Shares of Diebold Nixdorf (NYSE:DBD), a manufacturer of automated self-service transaction systems and the software they run on, skyrocketed by as much as 25% today as investors digested news from the company's first quarter.
As of 3:39 p.m. EDT, shares were up 13.8%.
The company's non-GAAP (adjusted) loss per share of $0.34 was greater than analysts' consensus estimate loss of $0.28. But investors weren't deterred by the earnings miss, perhaps because the first-quarter 2020 loss was an improvement from the company's non-GAAP loss of $0.63 in the year-ago quarter.
Diebold Nixdorf's sales of $910.7 million were down 11.4% from its first-quarter 2019 sales, which was in line with management's expectations, due to "headwinds of approximately $69 million from currency effects, divestitures and the COVID-19 impact."
While it was surprising that Diebold's stock was moving so far into positive territory following the quarterly results, investors may have been optimistic that the company's net loss of $93.4 million was an improvement of 29% from the first quarter of 2019. Additionally, Diebold Nixdorf's CEO, Gerrard Schmid, remained positive about the company's first-quarter and full-year outlook.
"For the quarter, we were pleased with our financial performance as we delivered stronger-than-expected orders, revenue in line with our expectations, and continued year-over-year improvements in profitability and cash flow," he said.
Like most companies right now, Diebold's management didn't provide any financial guidance for the second quarter.

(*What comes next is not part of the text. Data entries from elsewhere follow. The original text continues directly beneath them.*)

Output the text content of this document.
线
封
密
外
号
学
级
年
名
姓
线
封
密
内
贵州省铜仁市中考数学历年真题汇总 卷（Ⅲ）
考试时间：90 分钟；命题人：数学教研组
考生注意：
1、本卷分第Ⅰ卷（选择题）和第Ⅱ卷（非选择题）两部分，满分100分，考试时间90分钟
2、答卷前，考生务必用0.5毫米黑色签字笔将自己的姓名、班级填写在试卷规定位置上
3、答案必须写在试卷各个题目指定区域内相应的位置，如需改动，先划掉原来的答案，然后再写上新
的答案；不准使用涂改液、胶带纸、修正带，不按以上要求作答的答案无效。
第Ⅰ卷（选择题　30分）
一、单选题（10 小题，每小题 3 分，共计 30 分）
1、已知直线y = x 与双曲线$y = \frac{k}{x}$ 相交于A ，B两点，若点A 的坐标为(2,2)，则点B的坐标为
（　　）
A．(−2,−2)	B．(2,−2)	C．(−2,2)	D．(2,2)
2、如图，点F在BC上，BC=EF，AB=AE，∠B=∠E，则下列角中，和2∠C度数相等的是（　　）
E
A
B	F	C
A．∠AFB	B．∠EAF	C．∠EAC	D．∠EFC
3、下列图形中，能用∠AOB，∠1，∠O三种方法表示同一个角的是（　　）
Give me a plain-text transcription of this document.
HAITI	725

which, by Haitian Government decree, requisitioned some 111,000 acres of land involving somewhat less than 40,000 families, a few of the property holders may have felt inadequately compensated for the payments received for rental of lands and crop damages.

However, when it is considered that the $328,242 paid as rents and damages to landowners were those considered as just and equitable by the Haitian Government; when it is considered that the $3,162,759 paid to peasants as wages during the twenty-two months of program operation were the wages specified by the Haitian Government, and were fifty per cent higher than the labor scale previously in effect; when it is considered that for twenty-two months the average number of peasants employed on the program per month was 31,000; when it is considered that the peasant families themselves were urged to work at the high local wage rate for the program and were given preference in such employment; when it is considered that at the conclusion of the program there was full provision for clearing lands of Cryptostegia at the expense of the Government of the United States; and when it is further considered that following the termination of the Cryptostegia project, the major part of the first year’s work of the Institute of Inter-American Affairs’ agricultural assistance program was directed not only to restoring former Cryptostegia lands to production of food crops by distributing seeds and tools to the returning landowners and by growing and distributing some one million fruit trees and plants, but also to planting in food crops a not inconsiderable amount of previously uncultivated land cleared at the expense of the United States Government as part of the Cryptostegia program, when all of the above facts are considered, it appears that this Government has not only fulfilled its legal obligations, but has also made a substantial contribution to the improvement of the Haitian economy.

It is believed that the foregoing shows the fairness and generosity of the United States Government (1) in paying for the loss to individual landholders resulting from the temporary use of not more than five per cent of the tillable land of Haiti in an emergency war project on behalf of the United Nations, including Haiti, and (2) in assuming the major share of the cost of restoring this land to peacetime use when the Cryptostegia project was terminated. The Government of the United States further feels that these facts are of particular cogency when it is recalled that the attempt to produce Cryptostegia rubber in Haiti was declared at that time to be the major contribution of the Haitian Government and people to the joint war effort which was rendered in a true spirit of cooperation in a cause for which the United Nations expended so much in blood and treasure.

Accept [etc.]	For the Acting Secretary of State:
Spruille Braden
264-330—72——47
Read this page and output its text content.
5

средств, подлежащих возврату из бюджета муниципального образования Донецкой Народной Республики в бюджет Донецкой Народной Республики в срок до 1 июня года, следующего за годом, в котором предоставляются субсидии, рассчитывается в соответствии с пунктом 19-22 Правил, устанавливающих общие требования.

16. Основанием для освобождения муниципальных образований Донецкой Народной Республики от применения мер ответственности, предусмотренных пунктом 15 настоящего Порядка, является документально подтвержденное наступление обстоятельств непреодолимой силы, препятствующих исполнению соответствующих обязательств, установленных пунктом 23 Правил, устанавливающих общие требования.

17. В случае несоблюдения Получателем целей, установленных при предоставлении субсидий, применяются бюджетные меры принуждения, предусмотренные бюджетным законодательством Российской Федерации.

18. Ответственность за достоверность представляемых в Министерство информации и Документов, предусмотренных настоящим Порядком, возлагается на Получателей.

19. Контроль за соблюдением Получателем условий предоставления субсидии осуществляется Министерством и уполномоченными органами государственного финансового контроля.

But Schmid did say in the company's press release that the company is "leveraging the operational rigor developed over the past two years to implement incremental cost-savings actions that enable the company to target break-even free cash flow for the full year -- even under difficult scenarios."
He added that the company has taken steps to strengthen its liquidity during the current crisis and is confident that Diebold Nixdorf is "well positioned to persevere in this environment and emerge as a stronger company."